Our project taps into this naturally existing symbiosis to engineer plants using a bacterial delivery system of compounds. Using the tools of synthetic biology, this root growth promoting mechanism has been engineered in order to combat desertification.
There are many advantages of using this approach; the most straightforward one is the fact that engineering bacteria is easier than engineering plants. This also makes it possible to have tight control and fine tune how the bacteria carry out their task.
In addition, some plants are very difficult or even impossible to engineer genetically and using a bacterial delivery system can help overcome this difficulty. Both E coli and baker's yeast have been shown to interact with more than just one plant species and it is reasonable to assume that microbes could be engineered for optimum plant interaction and compound delivery. When considering a world-wide problem such as desertification that would require a lot of different plant species to be engineered, this simplification of the engineering process harbours many advantages.

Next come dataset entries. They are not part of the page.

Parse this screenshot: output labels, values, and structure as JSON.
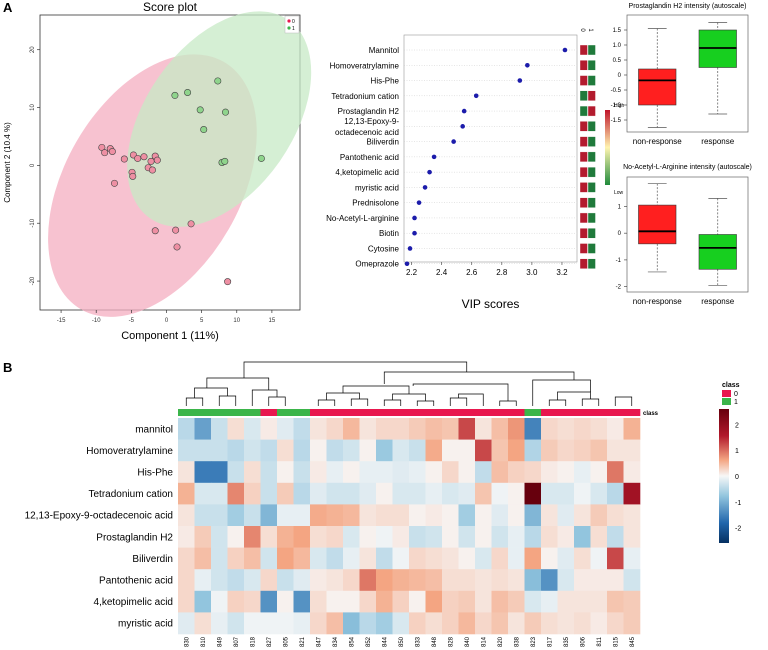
{
  "panel_labels": {
    "a": "A",
    "b": "B"
  },
  "colors": {
    "class0": "#e8174e",
    "class1": "#3bb54a",
    "ellipse0": "#f4aec0",
    "ellipse1": "#c7e9c6",
    "pt0": "#ee8fa3",
    "pt1": "#8fd48c",
    "vip_dot": "#1c1cab",
    "box_red": "#ff1f1f",
    "box_green": "#17cf1f",
    "heat_low": "#2b63a0",
    "heat_mid": "#f2f2f2",
    "heat_high": "#7a0010"
  },
  "chart_data": [
    {
      "id": "score_plot",
      "type": "scatter",
      "title": "Score plot",
      "xlabel": "Component 1 (11%)",
      "ylabel": "Component 2 (10.4 %)",
      "xlim": [
        -18,
        19
      ],
      "ylim": [
        -25,
        26
      ],
      "xticks": [
        -15,
        -10,
        -5,
        0,
        5,
        10,
        15
      ],
      "yticks": [
        -20,
        -10,
        0,
        10,
        20
      ],
      "legend": [
        "0",
        "1"
      ],
      "series": [
        {
          "name": "0",
          "points": [
            [
              -9.2,
              3.1
            ],
            [
              -8.8,
              2.2
            ],
            [
              -8.0,
              2.9
            ],
            [
              -7.7,
              2.4
            ],
            [
              -7.4,
              -3.1
            ],
            [
              -6.0,
              1.1
            ],
            [
              -4.9,
              -1.2
            ],
            [
              -4.8,
              -1.9
            ],
            [
              -4.7,
              1.8
            ],
            [
              -4.1,
              1.2
            ],
            [
              -3.2,
              1.5
            ],
            [
              -2.6,
              -0.4
            ],
            [
              -2.2,
              0.7
            ],
            [
              -2.0,
              -0.8
            ],
            [
              -1.6,
              1.6
            ],
            [
              -1.6,
              -11.3
            ],
            [
              -1.3,
              0.9
            ],
            [
              1.3,
              -11.2
            ],
            [
              1.5,
              -14.1
            ],
            [
              3.5,
              -10.1
            ],
            [
              8.7,
              -20.1
            ]
          ]
        },
        {
          "name": "1",
          "points": [
            [
              1.2,
              12.1
            ],
            [
              3.0,
              12.6
            ],
            [
              4.8,
              9.6
            ],
            [
              5.3,
              6.2
            ],
            [
              7.3,
              14.6
            ],
            [
              7.9,
              0.5
            ],
            [
              8.3,
              0.7
            ],
            [
              8.4,
              9.2
            ],
            [
              13.5,
              1.2
            ]
          ]
        }
      ],
      "ellipses": [
        {
          "name": "0",
          "cx": -2.0,
          "cy": -3.5,
          "rx": 12.5,
          "ry": 13.0,
          "angle": 30
        },
        {
          "name": "1",
          "cx": 7.5,
          "cy": 8.0,
          "rx": 10.5,
          "ry": 11.0,
          "angle": 35
        }
      ]
    },
    {
      "id": "vip",
      "type": "scatter",
      "xlabel": "VIP scores",
      "xlim": [
        2.15,
        3.3
      ],
      "xticks": [
        2.2,
        2.4,
        2.6,
        2.8,
        3.0,
        3.2
      ],
      "class_labels": [
        "0",
        "1"
      ],
      "scale_high": "High",
      "scale_low": "Low",
      "features": [
        {
          "name": "Mannitol",
          "vip": 3.22,
          "c0": "#b31b2e",
          "c1": "#1f7a3b"
        },
        {
          "name": "Homoveratrylamine",
          "vip": 2.97,
          "c0": "#b31b2e",
          "c1": "#1f7a3b"
        },
        {
          "name": "His-Phe",
          "vip": 2.92,
          "c0": "#b31b2e",
          "c1": "#1f7a3b"
        },
        {
          "name": "Tetradonium cation",
          "vip": 2.63,
          "c0": "#1f7a3b",
          "c1": "#b31b2e"
        },
        {
          "name": "Prostaglandin H2",
          "vip": 2.55,
          "c0": "#1f7a3b",
          "c1": "#b31b2e"
        },
        {
          "name": "12,13-Epoxy-9-\noctadecenoic acid",
          "vip": 2.54,
          "c0": "#b31b2e",
          "c1": "#1f7a3b"
        },
        {
          "name": "Biliverdin",
          "vip": 2.48,
          "c0": "#b31b2e",
          "c1": "#1f7a3b"
        },
        {
          "name": "Pantothenic acid",
          "vip": 2.35,
          "c0": "#b31b2e",
          "c1": "#1f7a3b"
        },
        {
          "name": "4,ketopimelic acid",
          "vip": 2.32,
          "c0": "#b31b2e",
          "c1": "#1f7a3b"
        },
        {
          "name": "myristic acid",
          "vip": 2.29,
          "c0": "#b31b2e",
          "c1": "#1f7a3b"
        },
        {
          "name": "Prednisolone",
          "vip": 2.25,
          "c0": "#b31b2e",
          "c1": "#1f7a3b"
        },
        {
          "name": "No-Acetyl-L-arginine",
          "vip": 2.22,
          "c0": "#b31b2e",
          "c1": "#1f7a3b"
        },
        {
          "name": "Biotin",
          "vip": 2.22,
          "c0": "#b31b2e",
          "c1": "#1f7a3b"
        },
        {
          "name": "Cytosine",
          "vip": 2.19,
          "c0": "#b31b2e",
          "c1": "#1f7a3b"
        },
        {
          "name": "Omeprazole",
          "vip": 2.17,
          "c0": "#b31b2e",
          "c1": "#1f7a3b"
        }
      ]
    },
    {
      "id": "box_prostaglandin",
      "type": "box",
      "title": "Prostaglandin H2 intensity (autoscale)",
      "ylim": [
        -1.9,
        2.0
      ],
      "yticks": [
        -1.5,
        -1.0,
        -0.5,
        0,
        0.5,
        1.0,
        1.5
      ],
      "ytick_labels": [
        "-1.5",
        "-1.0",
        "-0.5",
        "0",
        "0.5",
        "1.0",
        "1.5"
      ],
      "categories": [
        "non-response",
        "response"
      ],
      "boxes": [
        {
          "name": "non-response",
          "min": -1.75,
          "q1": -1.0,
          "median": -0.18,
          "q3": 0.2,
          "max": 1.55
        },
        {
          "name": "response",
          "min": -1.3,
          "q1": 0.25,
          "median": 0.9,
          "q3": 1.5,
          "max": 1.75
        }
      ]
    },
    {
      "id": "box_arginine",
      "type": "box",
      "title": "No-Acetyl-L-Arginine intensity (autoscale)",
      "ylim": [
        -2.2,
        2.1
      ],
      "yticks": [
        -2,
        -1,
        0,
        1
      ],
      "ytick_labels": [
        "-2",
        "-1",
        "0",
        "1"
      ],
      "categories": [
        "non-response",
        "response"
      ],
      "boxes": [
        {
          "name": "non-response",
          "min": -1.45,
          "q1": -0.4,
          "median": 0.07,
          "q3": 1.05,
          "max": 1.85
        },
        {
          "name": "response",
          "min": -1.95,
          "q1": -1.35,
          "median": -0.55,
          "q3": -0.05,
          "max": 1.3
        }
      ]
    },
    {
      "id": "heatmap",
      "type": "heatmap",
      "rows": [
        "mannitol",
        "Homoveratrylamine",
        "His-Phe",
        "Tetradonium cation",
        "12,13-Epoxy-9-octadecenoic acid",
        "Prostaglandin H2",
        "Biliverdin",
        "Pantothenic acid",
        "4,ketopimelic acid",
        "myristic acid"
      ],
      "columns": [
        "830",
        "810",
        "849",
        "807",
        "818",
        "827",
        "805",
        "821",
        "847",
        "834",
        "854",
        "852",
        "844",
        "850",
        "833",
        "848",
        "828",
        "840",
        "814",
        "820",
        "838",
        "823",
        "817",
        "835",
        "806",
        "811",
        "815",
        "845"
      ],
      "column_class": [
        1,
        1,
        1,
        1,
        1,
        0,
        1,
        1,
        0,
        0,
        0,
        0,
        0,
        0,
        0,
        0,
        0,
        0,
        0,
        0,
        0,
        1,
        0,
        0,
        0,
        0,
        0,
        0
      ],
      "values": [
        [
          -0.8,
          -1.8,
          -0.6,
          0.4,
          -0.4,
          0.2,
          -0.3,
          -0.7,
          0.3,
          0.5,
          1.0,
          0.3,
          0.5,
          0.5,
          0.7,
          0.9,
          0.8,
          1.9,
          0.3,
          0.9,
          1.4,
          -2.2,
          0.5,
          0.4,
          0.5,
          0.4,
          0.2,
          1.1
        ],
        [
          -0.6,
          -0.6,
          -0.6,
          -0.8,
          -0.5,
          -0.7,
          0.4,
          -0.8,
          0.1,
          -0.7,
          -0.5,
          0.1,
          -1.2,
          -0.4,
          -0.6,
          1.2,
          0.1,
          0.1,
          1.9,
          0.8,
          1.3,
          -0.9,
          0.7,
          0.5,
          0.6,
          0.8,
          0.3,
          0.3
        ],
        [
          0.3,
          -2.3,
          -2.3,
          -0.6,
          0.4,
          -0.6,
          0.1,
          -0.6,
          0.2,
          -0.2,
          0.1,
          -0.2,
          -0.2,
          -0.3,
          -0.2,
          0.1,
          0.5,
          0.1,
          -0.7,
          0.9,
          0.6,
          0.5,
          0.2,
          0.1,
          -0.2,
          0.1,
          1.6,
          0.2
        ],
        [
          1.1,
          -0.4,
          -0.4,
          1.5,
          0.6,
          -0.6,
          0.7,
          -0.8,
          -0.3,
          -0.5,
          -0.5,
          -0.3,
          0.1,
          -0.4,
          -0.4,
          -0.2,
          -0.4,
          -0.3,
          0.8,
          -0.1,
          0.1,
          3.0,
          -0.4,
          -0.4,
          -0.1,
          -0.4,
          -0.8,
          2.3
        ],
        [
          0.3,
          -0.6,
          -0.6,
          -1.1,
          -0.6,
          -1.5,
          -0.2,
          -0.2,
          1.2,
          1.1,
          1.0,
          0.3,
          0.4,
          0.4,
          0.1,
          0.2,
          0.1,
          -1.1,
          0.1,
          -0.3,
          0.1,
          -1.5,
          0.3,
          -0.3,
          0.3,
          0.7,
          0.4,
          0.3
        ],
        [
          0.2,
          0.7,
          -0.5,
          0.1,
          1.5,
          0.4,
          1.1,
          1.3,
          0.4,
          0.5,
          -0.4,
          0.1,
          -0.1,
          0.2,
          -0.6,
          -0.5,
          0.1,
          -0.5,
          0.1,
          -0.5,
          -0.2,
          -0.8,
          0.4,
          0.2,
          -1.3,
          0.4,
          -0.7,
          0.3
        ],
        [
          0.5,
          0.9,
          -0.5,
          0.6,
          0.9,
          -0.5,
          1.3,
          1.0,
          -0.4,
          -0.7,
          -0.2,
          0.3,
          -0.7,
          -0.1,
          0.5,
          0.4,
          0.3,
          0.1,
          -0.4,
          0.5,
          -0.2,
          1.3,
          0.1,
          -0.3,
          0.4,
          -0.1,
          1.9,
          -0.2
        ],
        [
          0.5,
          -0.2,
          -0.5,
          -0.7,
          -0.4,
          0.5,
          -0.6,
          -0.3,
          0.2,
          0.3,
          0.5,
          1.6,
          1.3,
          1.1,
          1.0,
          0.9,
          0.4,
          0.4,
          0.3,
          0.4,
          0.3,
          -1.4,
          -2.0,
          -0.4,
          0.2,
          0.2,
          0.2,
          -0.5
        ],
        [
          0.5,
          -1.3,
          -0.1,
          0.6,
          0.5,
          -2.0,
          0.1,
          -2.0,
          0.4,
          0.1,
          0.1,
          0.5,
          1.1,
          0.6,
          0.1,
          1.3,
          0.6,
          0.7,
          0.3,
          0.9,
          0.7,
          -0.4,
          -0.2,
          0.3,
          0.3,
          0.3,
          0.8,
          0.7
        ],
        [
          -0.3,
          0.4,
          -0.2,
          -0.5,
          -0.1,
          -0.1,
          -0.1,
          -0.2,
          0.5,
          0.9,
          -1.4,
          -0.8,
          -1.1,
          -0.4,
          0.6,
          0.4,
          0.6,
          1.0,
          0.5,
          0.8,
          0.3,
          0.7,
          0.4,
          0.3,
          0.4,
          0.2,
          0.5,
          0.7
        ]
      ],
      "class_label": "class",
      "legend_title": "class",
      "legend_entries": [
        "0",
        "1"
      ],
      "scale_ticks": [
        2,
        1,
        0,
        -1,
        -2
      ],
      "scale_tick_labels": [
        "2",
        "1",
        "0",
        "-1",
        "-2"
      ],
      "scale_range": [
        -2.6,
        2.6
      ]
    }
  ]
}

Although it can be argued that the improvement of drought-tolerant crop plants via genetic engineering seems promising and there has been great progress made in this field[10], agricultural environments are much less complicated than natural ecosystems and crop plants are much better studied.
In addition, during our research into the human practices issues surrounding our project, we were advised by several experts that it is unwise to introduce foreign plant species into new areas to combat desertification. It is of paramount importance to use native plant species for our reforestation efforts and therefore the microbe-plant interaction-based delivery system is a very useful approach.
References and Bibliography
[1] UNCCD (2011) Desertification: a visual synthesis. (Online) Available from: http://www.unccd.int/knowledge/docs/Desertification-EN.pdf (Accessed on 12 August, 2011).
[2] Geist H and Lambin E (2004) Dynamic causal patterns of desertification. BioScience 54: 817-829.
[3] McSteen P (2010) Auxin and monocot development. Cold Spring Harb Perspect Biol, a001479.
[4] Gyssel G and Poesen J (2003) The importance of plant root characteristics in controlling concentrated flow erosion rates. Earth surface processes and landforms 28: 371-384.
[5] Spaepe S et al. (2007) Indole-3-acetic acid in microbial and microorganism-plant signalling. FEMS Microbiol Rev 31: 425-448.
[6] Krome K et al. (2009) Soil bacteria and protozoa affect branching via effects on the auxin and cytokinin balance in plants. Plant Soil 328: 191-201.
[7] Mei C, Flinn BS. The use of beneficial microbial endophytes for plant biomass and stress tolerance improvement. Recent patents on biotechnology 2010 2010-Jan;4(1): pp. 81-95.
[8] Sturz AV, Christie BR, Nowak J. Bacterial endophytes: Potential role in developing sustainable systems of crop production. Critical Reviews in Plant Sciences 2000 2000;19(1): pp. 1-30.
[9] Spaepen S, Vanderleyden J, Remans R. Indole-3-acetic acid in microbial and microorganism-plant signaling. FEMS microbiology reviews 2007 JUL 2007;31(4): pp. 425-448.
[10] Yang S, Vanderbeld B, Wan J, Huang Y. Narrowing Down the Targets: Towards Successful Genetic Engineering of Drought-Tolerant Crops. Molecular Plant 2010 MAY 2010;3(3): pp. 469-490.